La storia, quasi inevitabilmente, attira l’attenzione della polizia. Anzi, essendo il 1955, della milizia. Chi gli ha sparato? E perché? E come fa Łobudziński a possedere un’auto di fabbricazione occidentale nella Polonia del dopoguerra, chiusa a doppia mandata da ogni contatto con l’estero?
La verità di Pulcinella viene fuori abbastanza velocemente: Łobudziński è un contrabbandiere di piccolo taglio, come ce ne sono in Polonia a centinaia in quegli anni. Nulla di strano, dopotutto. In un Paese in cui non c’è praticamente nulla, il mercato nero scoppia di salute e offre occasioni a tutti quelli che hanno contatti, sfacciataggine e fegato per sfidare le autorità. Così si scopre che Łobudziński è stato a Cracovia con un bel mucchio di dollari americani per comprare degli orologi da poter poi smerciare a Varsavia. Il suo contatto a Cracovia è un uomo mite e galante che sembra conoscere tutti in città. Lo chiamano L’ingegnere. I due uomini passano insieme, tra Cracovia e le montagne di Zakopane, circa una settimana. Il contrabbando non è uno scherzo, Łobudziński lo sa, a volte bisogna aspettare a lungo prima di poter concludere un affare. Persino quando perde la pazienza, gli passa presto, la simpatia dell’Ingegnere è irresistibile e lui si fa trascinare. Fino a quando l’uomo non gli confessa che l’affare è saltato, gli orologi non possono essere consegnati, ma che non potrà restituirgli il denaro. A parziale risarcimento, gli offre la sua vecchia Opel. Łobudziński accetta, i due bevono molto a Zakopane e di ritorno a Cracovia nella notte, mentre l’Ingegnere guida, lui si addormenta sul sedile del passeggero e si sveglia con un grande dolore. Il resto, dice alla milizia, è noto.

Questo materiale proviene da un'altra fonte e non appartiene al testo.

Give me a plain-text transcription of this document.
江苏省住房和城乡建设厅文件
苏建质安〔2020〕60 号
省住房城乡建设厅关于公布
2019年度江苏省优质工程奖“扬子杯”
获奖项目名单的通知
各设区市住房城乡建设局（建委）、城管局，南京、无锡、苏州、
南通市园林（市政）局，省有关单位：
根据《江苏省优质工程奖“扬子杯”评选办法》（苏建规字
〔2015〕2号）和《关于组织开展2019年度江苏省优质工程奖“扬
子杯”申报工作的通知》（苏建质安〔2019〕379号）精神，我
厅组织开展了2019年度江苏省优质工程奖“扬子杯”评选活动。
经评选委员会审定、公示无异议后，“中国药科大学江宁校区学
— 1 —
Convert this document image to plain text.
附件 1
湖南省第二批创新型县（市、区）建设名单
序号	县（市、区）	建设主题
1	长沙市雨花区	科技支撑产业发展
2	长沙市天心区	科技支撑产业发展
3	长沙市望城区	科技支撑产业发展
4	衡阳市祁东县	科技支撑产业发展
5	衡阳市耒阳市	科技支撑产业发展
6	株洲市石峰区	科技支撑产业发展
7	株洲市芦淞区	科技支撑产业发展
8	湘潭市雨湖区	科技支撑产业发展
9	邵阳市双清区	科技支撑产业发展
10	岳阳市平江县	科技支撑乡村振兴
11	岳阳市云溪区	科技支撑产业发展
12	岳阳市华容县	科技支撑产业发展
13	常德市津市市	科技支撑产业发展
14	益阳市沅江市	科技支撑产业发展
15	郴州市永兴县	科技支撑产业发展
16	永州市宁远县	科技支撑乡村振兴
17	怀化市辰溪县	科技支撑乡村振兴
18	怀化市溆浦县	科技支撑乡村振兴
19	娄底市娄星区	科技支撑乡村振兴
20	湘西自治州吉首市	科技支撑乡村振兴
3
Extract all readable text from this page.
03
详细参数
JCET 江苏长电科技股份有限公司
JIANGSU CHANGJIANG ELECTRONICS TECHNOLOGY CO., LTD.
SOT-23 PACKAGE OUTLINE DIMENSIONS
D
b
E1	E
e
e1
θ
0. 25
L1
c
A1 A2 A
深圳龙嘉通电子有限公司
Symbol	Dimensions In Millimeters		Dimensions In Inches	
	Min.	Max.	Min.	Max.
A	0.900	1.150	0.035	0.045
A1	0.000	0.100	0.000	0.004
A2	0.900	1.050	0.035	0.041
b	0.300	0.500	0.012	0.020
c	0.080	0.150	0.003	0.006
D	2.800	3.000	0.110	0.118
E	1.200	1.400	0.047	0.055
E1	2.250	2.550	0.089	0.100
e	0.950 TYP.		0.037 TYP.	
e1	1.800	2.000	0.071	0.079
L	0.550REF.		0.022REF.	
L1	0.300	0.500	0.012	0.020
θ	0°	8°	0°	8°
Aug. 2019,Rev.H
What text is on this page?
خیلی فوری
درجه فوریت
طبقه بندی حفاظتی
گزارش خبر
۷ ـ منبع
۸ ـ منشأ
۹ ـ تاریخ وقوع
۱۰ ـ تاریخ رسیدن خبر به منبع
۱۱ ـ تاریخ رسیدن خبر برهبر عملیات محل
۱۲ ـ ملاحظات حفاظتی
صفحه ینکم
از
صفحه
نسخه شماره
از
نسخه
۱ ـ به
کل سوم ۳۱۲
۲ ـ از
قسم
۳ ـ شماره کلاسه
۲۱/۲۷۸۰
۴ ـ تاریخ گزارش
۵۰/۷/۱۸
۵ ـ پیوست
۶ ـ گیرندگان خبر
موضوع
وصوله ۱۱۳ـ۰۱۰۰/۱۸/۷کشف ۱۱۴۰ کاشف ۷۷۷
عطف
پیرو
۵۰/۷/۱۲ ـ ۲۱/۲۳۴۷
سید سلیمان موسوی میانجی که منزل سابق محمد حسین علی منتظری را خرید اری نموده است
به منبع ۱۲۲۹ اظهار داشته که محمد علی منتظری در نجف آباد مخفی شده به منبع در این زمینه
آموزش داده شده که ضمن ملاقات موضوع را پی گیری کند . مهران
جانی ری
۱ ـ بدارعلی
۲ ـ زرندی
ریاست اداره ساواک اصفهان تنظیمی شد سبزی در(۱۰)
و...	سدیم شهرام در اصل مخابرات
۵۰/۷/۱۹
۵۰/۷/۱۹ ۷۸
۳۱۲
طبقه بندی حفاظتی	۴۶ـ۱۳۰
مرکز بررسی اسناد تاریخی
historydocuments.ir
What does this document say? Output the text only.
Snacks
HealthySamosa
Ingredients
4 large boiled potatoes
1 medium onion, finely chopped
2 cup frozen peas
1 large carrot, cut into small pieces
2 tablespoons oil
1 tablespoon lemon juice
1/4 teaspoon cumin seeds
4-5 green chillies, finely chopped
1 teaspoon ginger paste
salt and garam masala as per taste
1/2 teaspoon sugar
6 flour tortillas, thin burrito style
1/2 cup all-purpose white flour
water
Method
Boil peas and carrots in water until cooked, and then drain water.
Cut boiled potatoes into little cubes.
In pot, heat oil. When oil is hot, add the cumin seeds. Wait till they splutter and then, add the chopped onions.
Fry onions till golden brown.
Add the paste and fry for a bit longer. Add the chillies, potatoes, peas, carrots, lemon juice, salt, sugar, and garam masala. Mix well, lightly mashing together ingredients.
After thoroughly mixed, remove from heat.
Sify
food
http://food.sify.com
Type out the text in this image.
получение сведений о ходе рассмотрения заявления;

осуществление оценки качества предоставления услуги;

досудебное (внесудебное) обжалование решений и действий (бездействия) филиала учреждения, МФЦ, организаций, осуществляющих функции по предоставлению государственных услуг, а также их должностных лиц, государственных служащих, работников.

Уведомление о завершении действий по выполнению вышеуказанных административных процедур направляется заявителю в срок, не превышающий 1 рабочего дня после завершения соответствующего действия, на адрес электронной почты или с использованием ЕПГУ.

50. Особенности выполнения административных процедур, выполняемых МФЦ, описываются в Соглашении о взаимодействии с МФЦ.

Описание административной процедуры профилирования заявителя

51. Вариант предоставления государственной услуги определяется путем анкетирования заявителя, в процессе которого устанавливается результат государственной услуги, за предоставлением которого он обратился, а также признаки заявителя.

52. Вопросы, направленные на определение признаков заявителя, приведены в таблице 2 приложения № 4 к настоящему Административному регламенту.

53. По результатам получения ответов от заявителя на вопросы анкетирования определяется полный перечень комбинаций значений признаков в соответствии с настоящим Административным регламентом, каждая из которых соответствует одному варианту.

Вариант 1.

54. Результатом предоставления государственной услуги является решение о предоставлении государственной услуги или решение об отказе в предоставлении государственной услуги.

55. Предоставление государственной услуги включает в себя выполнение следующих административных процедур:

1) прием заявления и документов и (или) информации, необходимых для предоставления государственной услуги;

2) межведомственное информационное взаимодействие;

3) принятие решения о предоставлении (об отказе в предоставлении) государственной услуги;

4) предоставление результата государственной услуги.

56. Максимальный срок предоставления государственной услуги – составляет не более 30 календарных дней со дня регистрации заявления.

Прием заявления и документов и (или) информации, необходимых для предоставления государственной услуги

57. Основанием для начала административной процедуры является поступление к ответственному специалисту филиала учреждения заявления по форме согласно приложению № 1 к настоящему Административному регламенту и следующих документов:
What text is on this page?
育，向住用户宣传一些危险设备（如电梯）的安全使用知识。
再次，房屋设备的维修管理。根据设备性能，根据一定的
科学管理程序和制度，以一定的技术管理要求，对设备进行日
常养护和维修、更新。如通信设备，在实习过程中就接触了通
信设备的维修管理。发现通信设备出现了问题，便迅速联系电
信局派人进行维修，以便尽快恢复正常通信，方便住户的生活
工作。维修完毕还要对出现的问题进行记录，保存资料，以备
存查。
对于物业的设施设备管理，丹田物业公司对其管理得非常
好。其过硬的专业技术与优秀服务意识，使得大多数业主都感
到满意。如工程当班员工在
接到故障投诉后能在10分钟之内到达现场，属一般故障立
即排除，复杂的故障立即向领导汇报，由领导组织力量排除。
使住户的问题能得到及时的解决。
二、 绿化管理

Per le forze dell’ordine la dinamica è chiara, l’Ingegnere deve avere sparato a Łobudziński, che è sopravvissuto per miracolo. Con il sospetto ben chiaro nella mente, le indagini si spostano a Cracovia. Alla ricerca di questo Ingegnere, il cui nome è Władysław Mazurkiewicz. A qualcuno il nome può suonare familiare. Dopotutto Mazurkiewicz in Polonia è diventato famosissimo. Qualcuno lo chiamava il vampiro di Cracovia, qualcun altro l’assassino gentiluomo. Nomi che descrivono, e in parte celano, il più spietato serial killer della Polonia del secondo Novecento.
Gentiluomo Mazurkiewicz lo è sul serio, a Cracovia tutti sembrano conoscerlo e tutti ne hanno un’opinione ammirata. Persino la ex-moglie, da cui ha divorziato anni prima, gli è molto legata. E l’avvocato, a cui si rivolge dopo che la milizia ha bussato alla sua porta, garantirebbe per lui pure con la sua vita. Lo stupore di tutti si fa enorme quando la milizia, perquisendo il posto dove vive, non trova quello che cerca, ovvero la pistola con cui avrebbe sparato a Łobudziński, ma i cadaveri di due donne sotto le travi del pavimento.
Alla vicenda di Mazurkiewicz, ha dedicato un libro uno degli autori di reportage più importanti in Polonia, Cezary Łazarewicz, vincitore del prestigioso premio Nike nel 2017. Il libro, che si intitola Elegancki morderca, è uscito in Polonia nel 2015 per W.A.B. ed è ancora inedito in Italia.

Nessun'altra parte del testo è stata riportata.